You'll do best by picking stocks that increase their payouts while you own them. When that happens, your dividend yield increases and the dividend increase often drives the share price higher. Conversely, a dividend cut hurts you two ways: Your yield drops, and the dividend cut usually pressures the share price.
Here's a screen for finding high-dividend candidates with good prospects for increasing their payouts. I'll start by pinpointing high-dividend payers.
Getting investors' attention
To qualify, the dividend yield must be significant enough to provide downside protection in a weak market. The definition of significant, of course, is in the eye of the beholder. However, I've found that, depending on the type of company, yields above 4% or so get investors' attention. So, I set my minimum acceptable yield at 4.25%. Since I picked the figure arbitrarily, adjust it up or down to suit your needs.Screening parameter: Current Dividend Yield >= 4.25
Validate the yields
Sometimes, when you screen based on dividends, you'll find stocks listed with erroneously high yields based on one-time payouts, dividends that have been discontinued, or other database errors.The screener's "latest dividend rate" parameter checks the expected next 12 months' dividends based on the most recent declared payout. For instance, the rate would be $1 if a company's last payout was 25 cents and it pays quarterly.
By trial and error, I've found that you can reduce the number of false hits by requiring a positive value for "latest dividend rate."
Screening parameter: Latest Dividend Rate >= 0.25
Keep risk at bay
Minimizing risk is essential ingredient for successful dividend investing. Fortunately, doing that isn't rocket science.For instance, a stock's trading price tells you a lot about how other investors view its fundamental outlook. Cheap stocks get that way because most players see problems ahead. So you can reduce your risk by avoiding such stocks. What's too cheap? Many institutional investors avoid stocks trading below $15 and I used that for my minimum. Try reducing the cutoff down to $10 if you don't mind the extra risk and want to see more stocks.

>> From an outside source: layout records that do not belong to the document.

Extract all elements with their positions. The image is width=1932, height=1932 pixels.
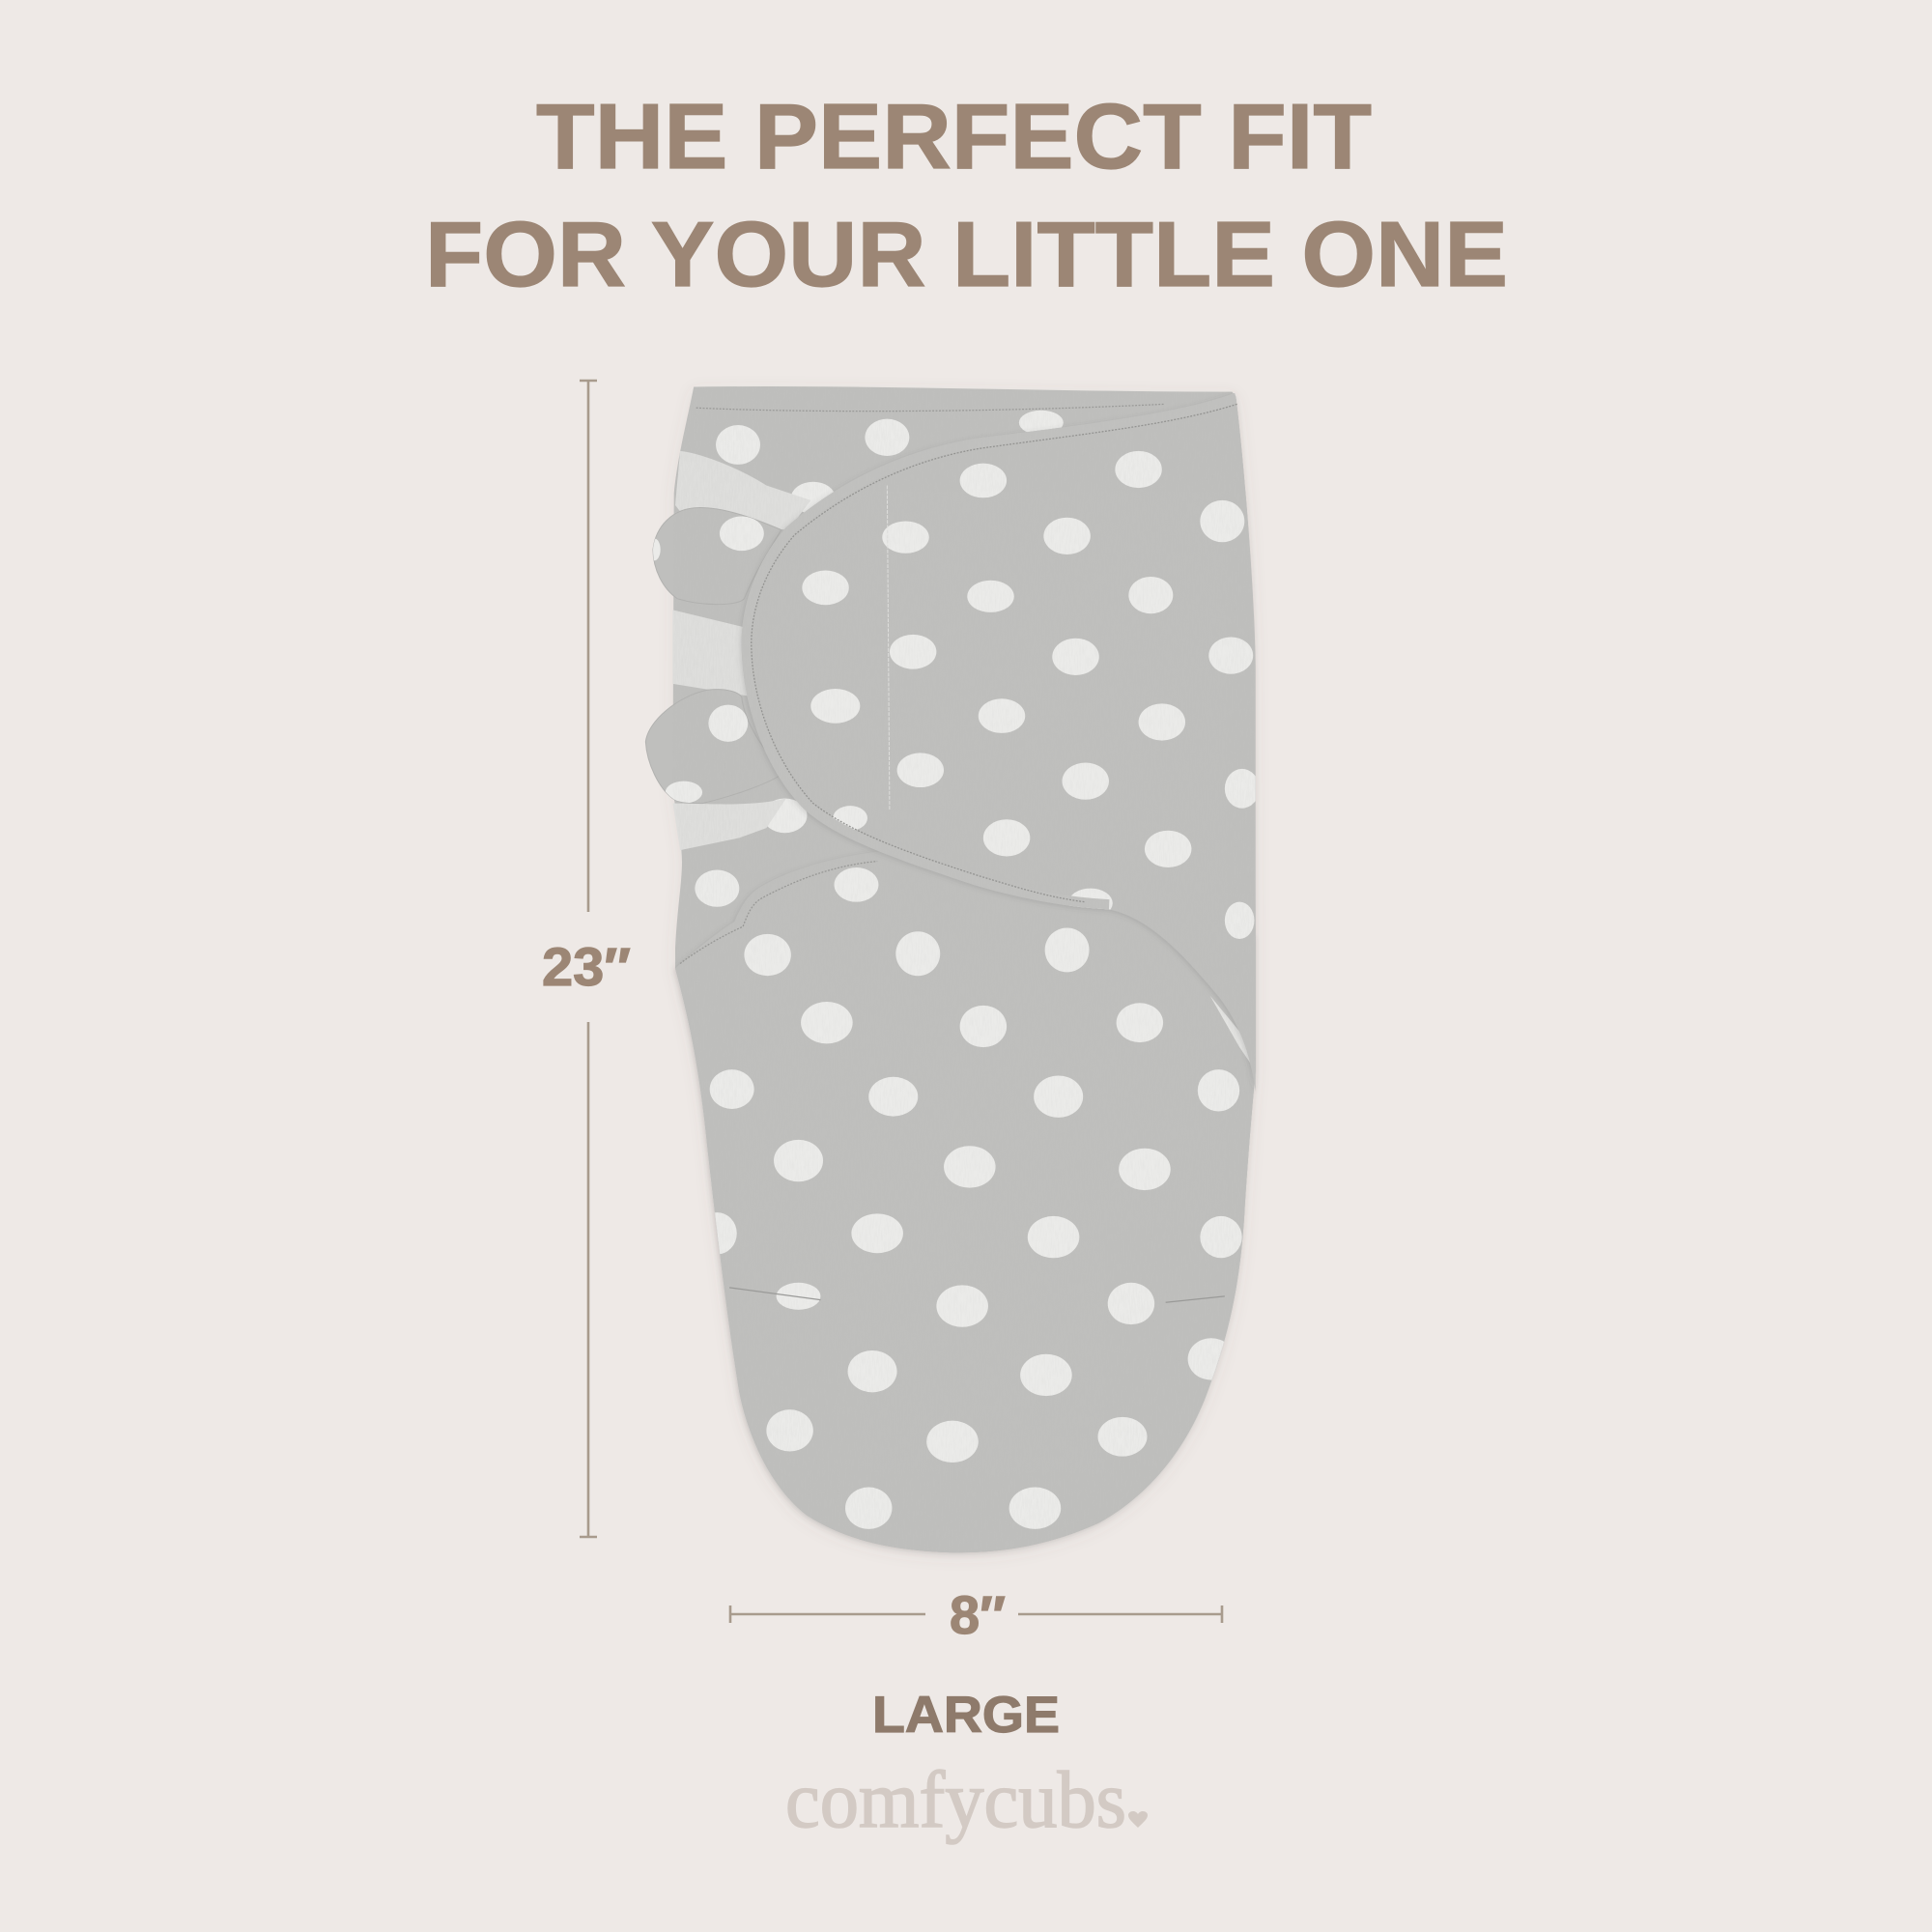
brand logo: comfycubs: [785, 1755, 1126, 1845]
title: FOR YOUR LITTLE ONE: [425, 203, 1508, 306]
title: THE PERFECT FIT: [536, 85, 1372, 188]
width dimension line: [730, 1605, 1222, 1623]
velcro strips: [672, 451, 810, 850]
bottom flap: [675, 850, 1256, 1552]
tab: lower wing: [645, 690, 786, 804]
width label: 8″: [950, 1584, 1006, 1645]
fabric weave texture: [666, 382, 1263, 1559]
title: [425, 85, 1508, 306]
back body of swaddle: [672, 386, 1256, 1552]
height dimension line: [580, 381, 597, 1537]
height label: 23″: [542, 936, 631, 997]
tab: upper wing: [648, 508, 781, 605]
swaddle illustration: [645, 382, 1263, 1559]
white sliver at right edge: [1210, 996, 1253, 1067]
main flap: [742, 393, 1260, 1092]
size label: LARGE: [872, 1687, 1060, 1744]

Screening parameter: Last Price >= 15
Check fundamentals with StockScouter
MSN's StockScouter evaluates stocks based on factors such as valuation, insider ownership and much more. Its fundamental grade ranks a stock from A to F based on a variety of considerations involving analysts' earnings forecasts. For instance, stocks where analysts have recently increased earnings-growth forecasts rank higher than those with downtrending forecasts.While high-dividend payers aren't usually fast earnings growers, a low fundamental grade means that analysts see deteriorating growth, which could translate to dividend cuts down the road.
I require a minimum C grade, which should be enough to weed out stocks with weakening fundamentals.
Screening parameter: Fundamental Grade >= C
Bigger is better
When the market turns down, investors typically dump their smaller stocks in favor of large companies, an action often described as a "flight to quality." Thus, to minimize risk, it pays to avoid very small stocks.Market capitalization, which is how much you'd have to pay to buy all of a company's shares, is the most widely used size gauge. I required a minimum $1 billion market cap, which rules out small caps, the riskiest category. Consider raising that limit to $5 billion or so if you want to further reduce your risk.